The men who had come ashore down there, the children who had run back and forth between those houses, paddling in the tide­water pools, their voices mingling with the sound of engines and the dogs' barking and the cries of gulls, the women who had stood in those doorways and looked out to see if their men were on the mooring yet, the people who had laughed and quarreled and laughed again in this room behind her—they had never known or even dreamed that the grass would grow so high, or that some day they would all be gone and this silence would have come down over the Island. They would have laughed, if any one could have told them about it.

Yet it had been coming for a long time before they knew. The woman leaned her forehead against the glass and wondered if there had been one of them who knew the signs for what they were. No matter now. It was long past.

She wished with a weary passion that she hadn't come. How long would it be before the dragger came back? It didn't seem as if she could endure this much longer. She opened the front door, and at once the breath of the Island blew against her face, intolerably fragrant with the mingling of bay leaf, and clover, ripe grass, the first strawberries that always reddened so early just below the house. It was a breath that had blown eternally through her childhood and her growing up; now it brought a new force of memories to clamor at her brain. She had an impulse to clap her hands over her ears, as if she could shut them out.
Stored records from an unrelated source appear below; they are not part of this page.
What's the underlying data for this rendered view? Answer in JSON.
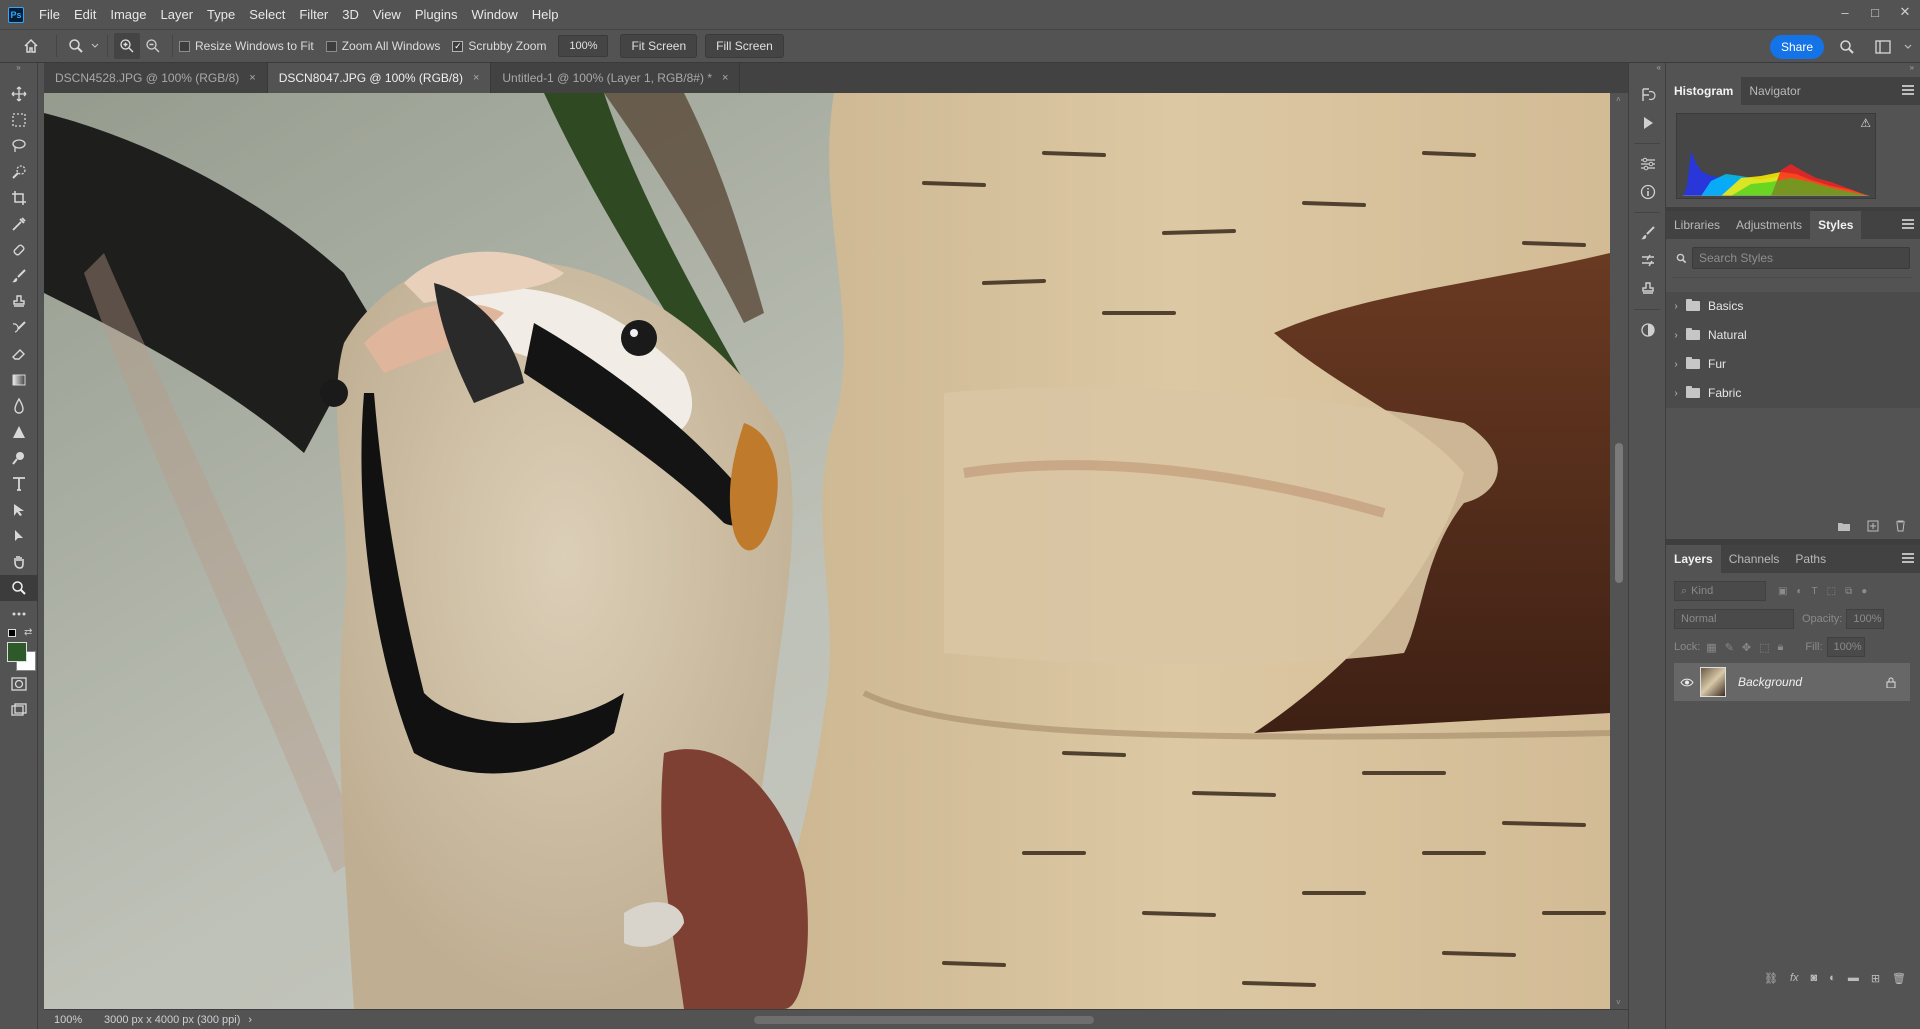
{
  "app": {
    "logo": "Ps"
  },
  "menubar": {
    "items": [
      "File",
      "Edit",
      "Image",
      "Layer",
      "Type",
      "Select",
      "Filter",
      "3D",
      "View",
      "Plugins",
      "Window",
      "Help"
    ]
  },
  "window_controls": {
    "minimize": "–",
    "maximize": "□",
    "close": "✕"
  },
  "options": {
    "resize_windows": "Resize Windows to Fit",
    "zoom_all": "Zoom All Windows",
    "scrubby_zoom": "Scrubby Zoom",
    "zoom_percent": "100%",
    "fit_screen": "Fit Screen",
    "fill_screen": "Fill Screen",
    "share": "Share",
    "resize_windows_checked": false,
    "zoom_all_checked": false,
    "scrubby_zoom_checked": true
  },
  "tabs": [
    {
      "label": "DSCN4528.JPG @ 100% (RGB/8)",
      "close": "×",
      "active": false
    },
    {
      "label": "DSCN8047.JPG @ 100% (RGB/8)",
      "close": "×",
      "active": true
    },
    {
      "label": "Untitled-1 @ 100% (Layer 1, RGB/8#) *",
      "close": "×",
      "active": false
    }
  ],
  "status": {
    "zoom": "100%",
    "doc_size": "3000 px x 4000 px (300 ppi)",
    "arrow": "›"
  },
  "histogram_panel": {
    "tabs": [
      "Histogram",
      "Navigator"
    ],
    "warning": "⚠"
  },
  "styles_panel": {
    "tabs": [
      "Libraries",
      "Adjustments",
      "Styles"
    ],
    "search_placeholder": "Search Styles",
    "groups": [
      "Basics",
      "Natural",
      "Fur",
      "Fabric"
    ]
  },
  "layers_panel": {
    "tabs": [
      "Layers",
      "Channels",
      "Paths"
    ],
    "kind": "Kind",
    "blend_mode": "Normal",
    "opacity_label": "Opacity:",
    "opacity_value": "100%",
    "lock_label": "Lock:",
    "fill_label": "Fill:",
    "fill_value": "100%",
    "layers": [
      {
        "name": "Background",
        "visible": true,
        "locked": true
      }
    ]
  },
  "colors": {
    "accent": "#1473e6",
    "foreground": "#2e5a2a",
    "background": "#ffffff"
  }
}
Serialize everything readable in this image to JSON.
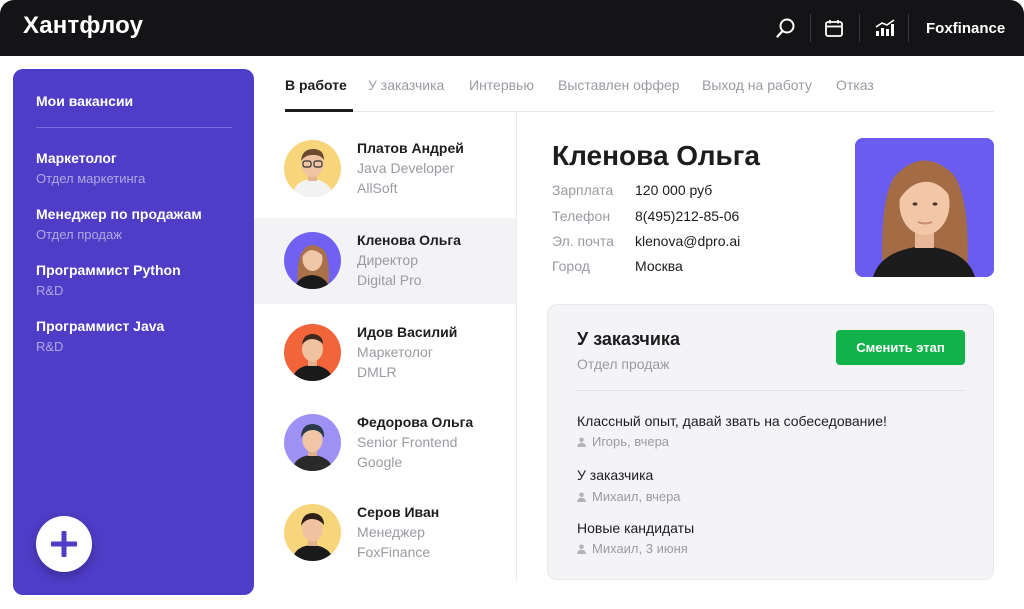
{
  "app": {
    "logo": "Хантфлоу",
    "company": "Foxfinance"
  },
  "icons": {
    "search": "search-icon",
    "calendar": "calendar-icon",
    "chart": "chart-icon",
    "add": "plus-icon",
    "user": "user-icon"
  },
  "colors": {
    "sidebar": "#4e3dc7",
    "topbar": "#141416",
    "accent_green": "#12b24a"
  },
  "sidebar": {
    "title": "Мои вакансии",
    "items": [
      {
        "title": "Маркетолог",
        "subtitle": "Отдел маркетинга"
      },
      {
        "title": "Менеджер по продажам",
        "subtitle": "Отдел продаж"
      },
      {
        "title": "Программист Python",
        "subtitle": "R&D"
      },
      {
        "title": "Программист Java",
        "subtitle": "R&D"
      }
    ]
  },
  "tabs": [
    {
      "label": "В работе",
      "active": true
    },
    {
      "label": "У заказчика",
      "active": false
    },
    {
      "label": "Интервью",
      "active": false
    },
    {
      "label": "Выставлен оффер",
      "active": false
    },
    {
      "label": "Выход на работу",
      "active": false
    },
    {
      "label": "Отказ",
      "active": false
    }
  ],
  "candidates": [
    {
      "name": "Платов Андрей",
      "role": "Java Developer",
      "org": "AllSoft"
    },
    {
      "name": "Кленова Ольга",
      "role": "Директор",
      "org": "Digital Pro",
      "selected": true
    },
    {
      "name": "Идов Василий",
      "role": "Маркетолог",
      "org": "DMLR"
    },
    {
      "name": "Федорова Ольга",
      "role": "Senior Frontend",
      "org": "Google"
    },
    {
      "name": "Серов Иван",
      "role": "Менеджер",
      "org": "FoxFinance"
    }
  ],
  "detail": {
    "name": "Кленова Ольга",
    "fields": [
      {
        "label": "Зарплата",
        "value": "120 000 руб"
      },
      {
        "label": "Телефон",
        "value": "8(495)212-85-06"
      },
      {
        "label": "Эл. почта",
        "value": "klenova@dpro.ai"
      },
      {
        "label": "Город",
        "value": "Москва"
      }
    ]
  },
  "stage": {
    "title": "У заказчика",
    "subtitle": "Отдел продаж",
    "button_label": "Сменить этап",
    "entries": [
      {
        "text": "Классный опыт, давай звать на собеседование!",
        "meta": "Игорь, вчера"
      },
      {
        "text": "У заказчика",
        "meta": "Михаил, вчера"
      },
      {
        "text": "Новые кандидаты",
        "meta": "Михаил, 3 июня"
      }
    ]
  }
}
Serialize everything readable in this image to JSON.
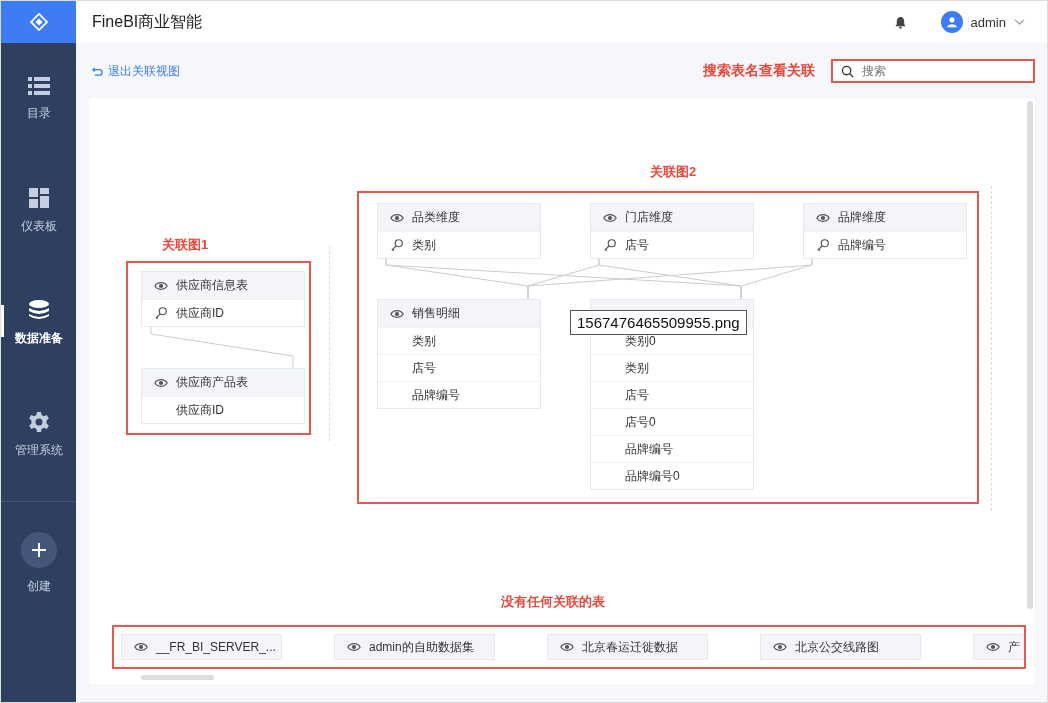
{
  "app": {
    "title": "FineBI商业智能"
  },
  "user": {
    "name": "admin"
  },
  "sidebar": {
    "items": [
      {
        "label": "目录",
        "selected": false
      },
      {
        "label": "仪表板",
        "selected": false
      },
      {
        "label": "数据准备",
        "selected": true
      },
      {
        "label": "管理系统",
        "selected": false
      }
    ],
    "create": "创建"
  },
  "toolbar": {
    "back_link": "退出关联视图",
    "search_annotation": "搜索表名查看关联",
    "search": {
      "placeholder": "搜索"
    }
  },
  "groups": [
    {
      "caption": "关联图1",
      "tables": [
        {
          "name": "供应商信息表",
          "fields": [
            {
              "name": "供应商ID",
              "key": true
            }
          ]
        },
        {
          "name": "供应商产品表",
          "fields": [
            {
              "name": "供应商ID",
              "key": false
            }
          ]
        }
      ]
    },
    {
      "caption": "关联图2",
      "tables": [
        {
          "name": "品类维度",
          "fields": [
            {
              "name": "类别",
              "key": true
            }
          ]
        },
        {
          "name": "门店维度",
          "fields": [
            {
              "name": "店号",
              "key": true
            }
          ]
        },
        {
          "name": "品牌维度",
          "fields": [
            {
              "name": "品牌编号",
              "key": true
            }
          ]
        },
        {
          "name": "销售明细",
          "fields": [
            {
              "name": "类别",
              "key": false
            },
            {
              "name": "店号",
              "key": false
            },
            {
              "name": "品牌编号",
              "key": false
            }
          ]
        },
        {
          "fields": [
            {
              "name": "类别0",
              "key": false
            },
            {
              "name": "类别",
              "key": false
            },
            {
              "name": "店号",
              "key": false
            },
            {
              "name": "店号0",
              "key": false
            },
            {
              "name": "品牌编号",
              "key": false
            },
            {
              "name": "品牌编号0",
              "key": false
            }
          ]
        }
      ]
    }
  ],
  "tooltip": "1567476465509955.png",
  "unlinked": {
    "caption": "没有任何关联的表",
    "tables": [
      "__FR_BI_SERVER_...",
      "admin的自助数据集",
      "北京春运迁徙数据",
      "北京公交线路图",
      "产"
    ]
  }
}
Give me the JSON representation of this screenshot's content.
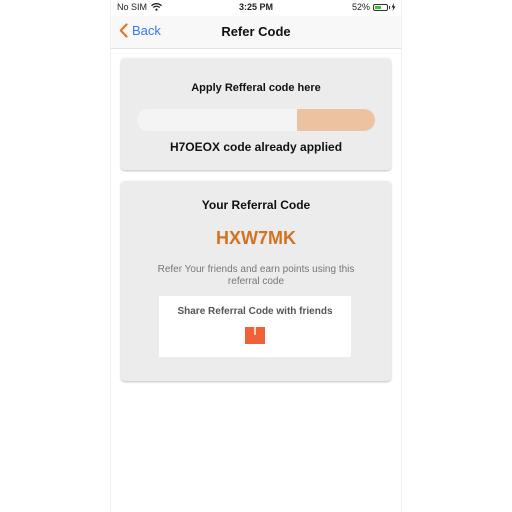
{
  "status_bar": {
    "carrier": "No SIM",
    "time": "3:25 PM",
    "battery_percent": "52%",
    "battery_level": 0.52,
    "icons": [
      "wifi-icon",
      "battery-icon",
      "charging-icon"
    ]
  },
  "nav": {
    "back_label": "Back",
    "title": "Refer Code",
    "back_icon": "chevron-left-icon"
  },
  "apply_card": {
    "title": "Apply Refferal code here",
    "input_value": "",
    "input_placeholder": "",
    "apply_button_label": "",
    "applied_text": "H7OEOX code already applied"
  },
  "referral_card": {
    "title": "Your Referral Code",
    "code": "HXW7MK",
    "description": "Refer Your friends and earn points using this referral code",
    "share_label": "Share Referral Code with friends",
    "share_icon": "share-icon"
  },
  "colors": {
    "accent": "#e0782c",
    "code_color": "#d4721f",
    "link_blue": "#3478f6",
    "apply_button": "#ecc2a1",
    "share_icon": "#ef6237",
    "card_bg": "#ececec"
  }
}
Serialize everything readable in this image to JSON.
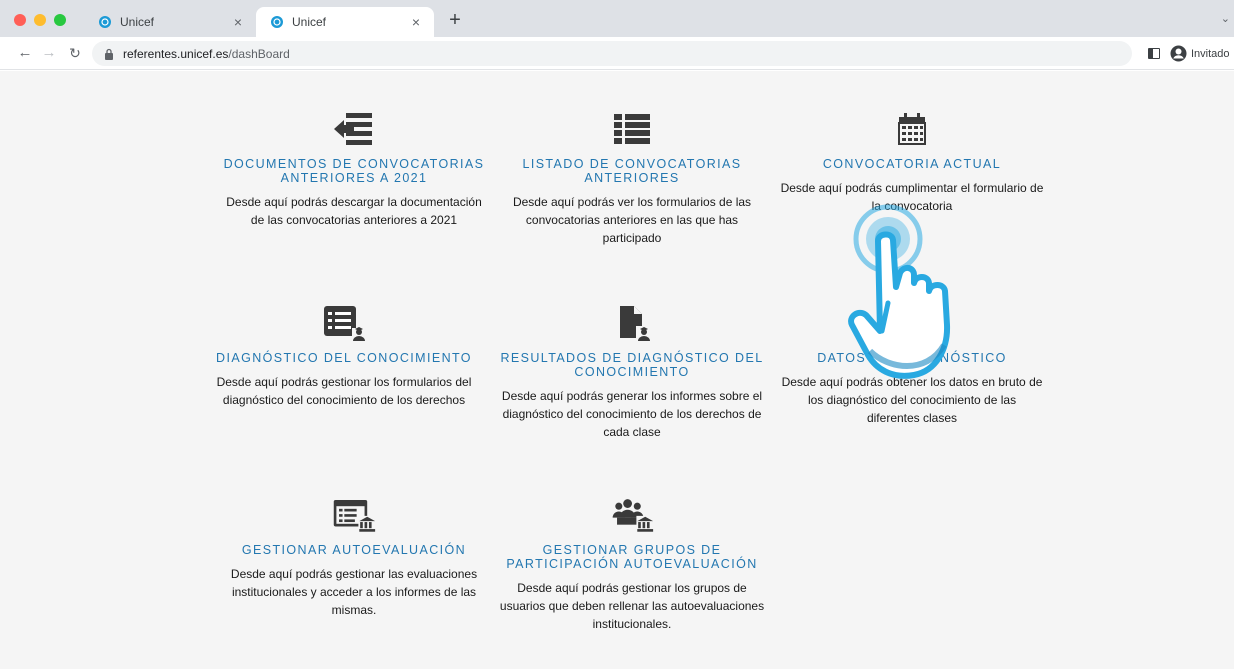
{
  "browser": {
    "tabs": [
      {
        "title": "Unicef",
        "active": false
      },
      {
        "title": "Unicef",
        "active": true
      }
    ],
    "url_host": "referentes.unicef.es",
    "url_path": "/dashBoard",
    "profile_label": "Invitado"
  },
  "colors": {
    "title_blue": "#2377b0",
    "icon_dark": "#3a3a3a",
    "hand_blue": "#29a9e1",
    "page_bg": "#f5f5f5"
  },
  "cards": [
    {
      "icon": "file-import-icon",
      "title_lines": [
        "DOCUMENTOS DE CONVOCATORIAS",
        "ANTERIORES A 2021"
      ],
      "desc_lines": [
        "Desde aquí podrás descargar la documentación",
        "de las convocatorias anteriores a 2021"
      ]
    },
    {
      "icon": "list-icon",
      "title_lines": [
        "LISTADO DE CONVOCATORIAS",
        "ANTERIORES"
      ],
      "desc_lines": [
        "Desde aquí podrás ver los formularios de las",
        "convocatorias anteriores en las que has",
        "participado"
      ]
    },
    {
      "icon": "calendar-icon",
      "title_lines": [
        "CONVOCATORIA ACTUAL"
      ],
      "desc_lines": [
        "Desde aquí podrás cumplimentar el formulario de",
        "la convocatoria"
      ]
    },
    {
      "icon": "list-user-icon",
      "title_lines": [
        "DIAGNÓSTICO DEL CONOCIMIENTO"
      ],
      "desc_lines": [
        "Desde aquí podrás gestionar los formularios del",
        "diagnóstico del conocimiento de los derechos"
      ]
    },
    {
      "icon": "file-user-icon",
      "title_lines": [
        "RESULTADOS DE DIAGNÓSTICO DEL",
        "CONOCIMIENTO"
      ],
      "desc_lines": [
        "Desde aquí podrás generar los informes sobre el",
        "diagnóstico del conocimiento de los derechos de",
        "cada clase"
      ]
    },
    {
      "icon": "table-user-icon",
      "title_lines": [
        "DATOS DEL DIAGNÓSTICO"
      ],
      "desc_lines": [
        "Desde aquí podrás obtener los datos en bruto de",
        "los diagnóstico del conocimiento de las",
        "diferentes clases"
      ]
    },
    {
      "icon": "form-institution-icon",
      "title_lines": [
        "GESTIONAR AUTOEVALUACIÓN"
      ],
      "desc_lines": [
        "Desde aquí podrás gestionar las evaluaciones",
        "institucionales y acceder a los informes de las",
        "mismas."
      ]
    },
    {
      "icon": "group-institution-icon",
      "title_lines": [
        "GESTIONAR GRUPOS DE",
        "PARTICIPACIÓN AUTOEVALUACIÓN"
      ],
      "desc_lines": [
        "Desde aquí podrás gestionar los grupos de",
        "usuarios que deben rellenar las autoevaluaciones",
        "institucionales."
      ]
    }
  ]
}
But at least there was other sound out here, it wasn't like the house. She sat down on the stone doorstep, the white rose bush trailing above her. On the other side of the house was the sea, but some unknown instinct kept her from going toward it. It was as if some worse loneliness would appall her at the sight of that vast, twinkling blueness.

She didn't know how long she sat there. At last she stood up and stretched her cramped arms. She stepped out of the cool shadow into the sunshine, and it was kind to her lifted face. She felt tired, as if she had come a very long way, and nothing mattered now but rest.

It would be a long time before the dragger came back. She supposed she must eat; she'd take her lunch down into Goose Cove and eat it, and perhaps she could see the boat far out on the horizon.